Design Space Exploration of Multi-output Logic Function Approximations

Approximate Computing has emerged as a design paradigm that allows to decrease hardware costs by reducing the accuracy of the computation for applications that are robust against such errors. In Boolean logic approximation, the number of terms and literals of a logic function can be reduced by allowing to produce erroneous outputs for some input combinations. This paper proposes a novel methodology for the approximation of multi-output logic functions. Related work on multi-output logic approximation minimizes each output function separately. In this paper, we show that thereby a huge optimization potential is lost.
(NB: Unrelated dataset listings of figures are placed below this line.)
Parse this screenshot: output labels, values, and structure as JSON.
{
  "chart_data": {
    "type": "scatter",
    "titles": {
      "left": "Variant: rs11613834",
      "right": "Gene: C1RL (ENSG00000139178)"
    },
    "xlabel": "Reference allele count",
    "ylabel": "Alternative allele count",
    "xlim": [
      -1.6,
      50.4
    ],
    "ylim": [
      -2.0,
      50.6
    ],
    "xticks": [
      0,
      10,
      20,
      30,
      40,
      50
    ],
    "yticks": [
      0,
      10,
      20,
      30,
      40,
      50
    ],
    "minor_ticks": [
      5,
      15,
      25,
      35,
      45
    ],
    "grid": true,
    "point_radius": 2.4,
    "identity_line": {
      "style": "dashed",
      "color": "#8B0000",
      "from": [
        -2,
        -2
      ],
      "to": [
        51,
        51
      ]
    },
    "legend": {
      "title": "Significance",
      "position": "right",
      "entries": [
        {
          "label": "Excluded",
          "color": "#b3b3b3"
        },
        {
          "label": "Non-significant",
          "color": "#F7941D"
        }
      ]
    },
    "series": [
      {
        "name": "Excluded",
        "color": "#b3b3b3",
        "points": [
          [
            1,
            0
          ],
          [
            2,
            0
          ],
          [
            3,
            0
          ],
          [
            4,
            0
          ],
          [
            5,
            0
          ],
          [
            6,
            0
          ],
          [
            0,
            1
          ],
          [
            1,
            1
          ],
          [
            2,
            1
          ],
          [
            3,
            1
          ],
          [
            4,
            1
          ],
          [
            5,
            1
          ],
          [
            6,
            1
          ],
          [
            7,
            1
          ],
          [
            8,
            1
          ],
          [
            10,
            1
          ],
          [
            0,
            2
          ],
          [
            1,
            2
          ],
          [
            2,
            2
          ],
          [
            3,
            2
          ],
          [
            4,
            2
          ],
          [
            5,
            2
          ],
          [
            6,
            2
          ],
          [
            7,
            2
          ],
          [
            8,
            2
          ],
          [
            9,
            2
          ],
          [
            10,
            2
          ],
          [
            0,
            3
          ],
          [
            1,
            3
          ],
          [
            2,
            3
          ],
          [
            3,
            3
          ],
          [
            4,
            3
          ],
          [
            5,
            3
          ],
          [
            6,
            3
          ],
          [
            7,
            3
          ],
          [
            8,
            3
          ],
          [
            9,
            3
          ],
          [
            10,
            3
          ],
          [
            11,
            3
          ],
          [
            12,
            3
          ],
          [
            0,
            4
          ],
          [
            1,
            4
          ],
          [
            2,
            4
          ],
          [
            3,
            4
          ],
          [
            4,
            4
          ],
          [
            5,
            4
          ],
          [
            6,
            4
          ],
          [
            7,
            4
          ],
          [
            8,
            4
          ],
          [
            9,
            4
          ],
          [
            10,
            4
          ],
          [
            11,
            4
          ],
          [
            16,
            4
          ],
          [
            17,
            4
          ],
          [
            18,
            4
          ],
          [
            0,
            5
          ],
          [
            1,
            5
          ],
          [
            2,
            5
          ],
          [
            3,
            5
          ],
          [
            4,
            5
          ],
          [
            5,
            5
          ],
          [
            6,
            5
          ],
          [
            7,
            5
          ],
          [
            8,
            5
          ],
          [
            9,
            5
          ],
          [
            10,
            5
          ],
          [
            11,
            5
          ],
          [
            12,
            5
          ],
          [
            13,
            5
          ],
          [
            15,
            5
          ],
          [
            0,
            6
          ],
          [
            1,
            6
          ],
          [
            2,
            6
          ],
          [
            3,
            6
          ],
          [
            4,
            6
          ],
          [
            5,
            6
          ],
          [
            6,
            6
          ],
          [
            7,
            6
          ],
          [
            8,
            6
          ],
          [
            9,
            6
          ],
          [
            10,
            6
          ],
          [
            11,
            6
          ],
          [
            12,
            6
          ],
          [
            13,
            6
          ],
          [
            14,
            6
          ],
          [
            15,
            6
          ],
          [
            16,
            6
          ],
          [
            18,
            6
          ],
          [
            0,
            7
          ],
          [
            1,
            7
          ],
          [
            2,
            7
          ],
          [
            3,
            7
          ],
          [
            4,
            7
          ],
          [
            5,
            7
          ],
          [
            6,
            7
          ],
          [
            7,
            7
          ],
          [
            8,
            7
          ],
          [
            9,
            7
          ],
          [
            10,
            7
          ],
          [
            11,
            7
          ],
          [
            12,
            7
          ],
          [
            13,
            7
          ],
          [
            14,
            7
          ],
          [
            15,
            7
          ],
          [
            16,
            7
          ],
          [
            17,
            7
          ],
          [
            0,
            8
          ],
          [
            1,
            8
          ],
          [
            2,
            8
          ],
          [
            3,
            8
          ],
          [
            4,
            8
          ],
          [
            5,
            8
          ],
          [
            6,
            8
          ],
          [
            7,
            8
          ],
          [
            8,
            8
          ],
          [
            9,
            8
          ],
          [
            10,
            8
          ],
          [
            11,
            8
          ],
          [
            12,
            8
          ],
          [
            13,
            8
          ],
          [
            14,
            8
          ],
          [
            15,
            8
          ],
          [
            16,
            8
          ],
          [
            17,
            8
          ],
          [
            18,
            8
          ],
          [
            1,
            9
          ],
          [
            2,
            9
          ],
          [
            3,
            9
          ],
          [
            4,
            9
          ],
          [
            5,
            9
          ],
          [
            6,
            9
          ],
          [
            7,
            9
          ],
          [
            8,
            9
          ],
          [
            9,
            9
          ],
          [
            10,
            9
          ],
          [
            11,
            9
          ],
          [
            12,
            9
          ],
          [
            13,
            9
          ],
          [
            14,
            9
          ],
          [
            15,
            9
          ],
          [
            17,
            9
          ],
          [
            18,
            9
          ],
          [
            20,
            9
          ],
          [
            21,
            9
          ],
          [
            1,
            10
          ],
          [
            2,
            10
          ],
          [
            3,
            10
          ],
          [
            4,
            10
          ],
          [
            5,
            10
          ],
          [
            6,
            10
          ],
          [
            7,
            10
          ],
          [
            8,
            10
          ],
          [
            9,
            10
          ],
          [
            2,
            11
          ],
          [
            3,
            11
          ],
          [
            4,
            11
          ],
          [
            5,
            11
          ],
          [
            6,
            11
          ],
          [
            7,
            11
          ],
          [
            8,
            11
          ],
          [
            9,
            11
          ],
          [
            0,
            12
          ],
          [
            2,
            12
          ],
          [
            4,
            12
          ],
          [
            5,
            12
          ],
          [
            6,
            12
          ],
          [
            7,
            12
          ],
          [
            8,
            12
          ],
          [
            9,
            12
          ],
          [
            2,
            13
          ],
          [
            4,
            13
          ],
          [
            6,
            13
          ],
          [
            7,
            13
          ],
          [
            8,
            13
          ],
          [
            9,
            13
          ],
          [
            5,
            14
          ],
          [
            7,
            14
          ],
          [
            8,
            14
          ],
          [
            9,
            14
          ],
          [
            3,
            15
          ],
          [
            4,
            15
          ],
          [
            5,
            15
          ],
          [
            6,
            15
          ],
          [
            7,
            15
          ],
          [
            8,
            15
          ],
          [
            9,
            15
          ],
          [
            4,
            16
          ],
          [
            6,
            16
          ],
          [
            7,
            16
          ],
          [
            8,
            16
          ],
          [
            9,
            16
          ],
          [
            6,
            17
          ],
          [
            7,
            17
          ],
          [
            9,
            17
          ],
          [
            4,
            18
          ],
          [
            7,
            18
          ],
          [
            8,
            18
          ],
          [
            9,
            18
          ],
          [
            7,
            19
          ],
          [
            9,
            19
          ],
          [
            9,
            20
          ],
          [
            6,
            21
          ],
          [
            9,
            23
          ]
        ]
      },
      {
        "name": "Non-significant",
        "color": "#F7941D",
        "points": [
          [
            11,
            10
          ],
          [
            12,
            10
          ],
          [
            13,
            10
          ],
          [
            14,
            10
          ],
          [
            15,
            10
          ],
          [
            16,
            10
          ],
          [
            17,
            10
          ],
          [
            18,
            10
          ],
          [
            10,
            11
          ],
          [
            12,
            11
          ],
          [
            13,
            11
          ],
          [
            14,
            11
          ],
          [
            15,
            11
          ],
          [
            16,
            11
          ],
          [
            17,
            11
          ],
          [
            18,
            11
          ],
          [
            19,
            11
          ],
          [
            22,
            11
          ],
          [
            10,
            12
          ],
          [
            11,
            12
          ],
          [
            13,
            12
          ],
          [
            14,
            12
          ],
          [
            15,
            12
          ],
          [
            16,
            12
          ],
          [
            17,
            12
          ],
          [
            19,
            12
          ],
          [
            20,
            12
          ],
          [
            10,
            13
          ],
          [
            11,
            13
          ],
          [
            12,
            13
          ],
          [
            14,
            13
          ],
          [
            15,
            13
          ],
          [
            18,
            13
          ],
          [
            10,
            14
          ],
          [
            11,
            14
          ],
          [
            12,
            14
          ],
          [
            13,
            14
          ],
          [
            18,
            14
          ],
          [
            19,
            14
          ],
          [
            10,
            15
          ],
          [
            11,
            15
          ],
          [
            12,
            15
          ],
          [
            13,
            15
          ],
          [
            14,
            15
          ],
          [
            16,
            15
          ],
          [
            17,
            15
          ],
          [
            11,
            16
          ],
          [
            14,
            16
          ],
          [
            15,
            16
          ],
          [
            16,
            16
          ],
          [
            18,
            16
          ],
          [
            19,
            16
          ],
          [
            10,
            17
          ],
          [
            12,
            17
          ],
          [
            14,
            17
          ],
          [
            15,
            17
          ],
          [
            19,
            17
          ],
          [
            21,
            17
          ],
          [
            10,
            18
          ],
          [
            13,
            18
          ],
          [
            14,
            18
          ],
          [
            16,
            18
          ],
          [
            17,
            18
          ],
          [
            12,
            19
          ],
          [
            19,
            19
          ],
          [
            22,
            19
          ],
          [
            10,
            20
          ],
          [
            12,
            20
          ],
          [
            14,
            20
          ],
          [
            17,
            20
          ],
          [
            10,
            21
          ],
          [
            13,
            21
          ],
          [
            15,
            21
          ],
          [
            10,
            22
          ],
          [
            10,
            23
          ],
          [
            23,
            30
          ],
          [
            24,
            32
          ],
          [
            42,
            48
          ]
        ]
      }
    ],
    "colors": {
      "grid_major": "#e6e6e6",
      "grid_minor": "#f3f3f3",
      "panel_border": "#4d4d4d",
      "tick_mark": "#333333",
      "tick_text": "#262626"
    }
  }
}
As a remedy, our methodology considers the effect on all output functions when introducing errors thus exploiting the cross-function minimization potential. Moreover, our approach is integrated into a design space exploration technique to obtain not only a single solution but a Pareto-set of designs with different trade-offs between hardware costs (terms and literals) and error (number of minterms that have been falsified). Experimental results show our technique is very efficient in exploring Pareto-optimal fronts. For some benchmarks, the number of terms could be reduced from an accurate function implementation by up to 15% and literals by up to 19% with degrees of inaccuracy around 0.1% w.r.t. accurate designs. Moreover, we show that the Pareto-fronts obtained by our methodology dominate the results obtained when applying related work.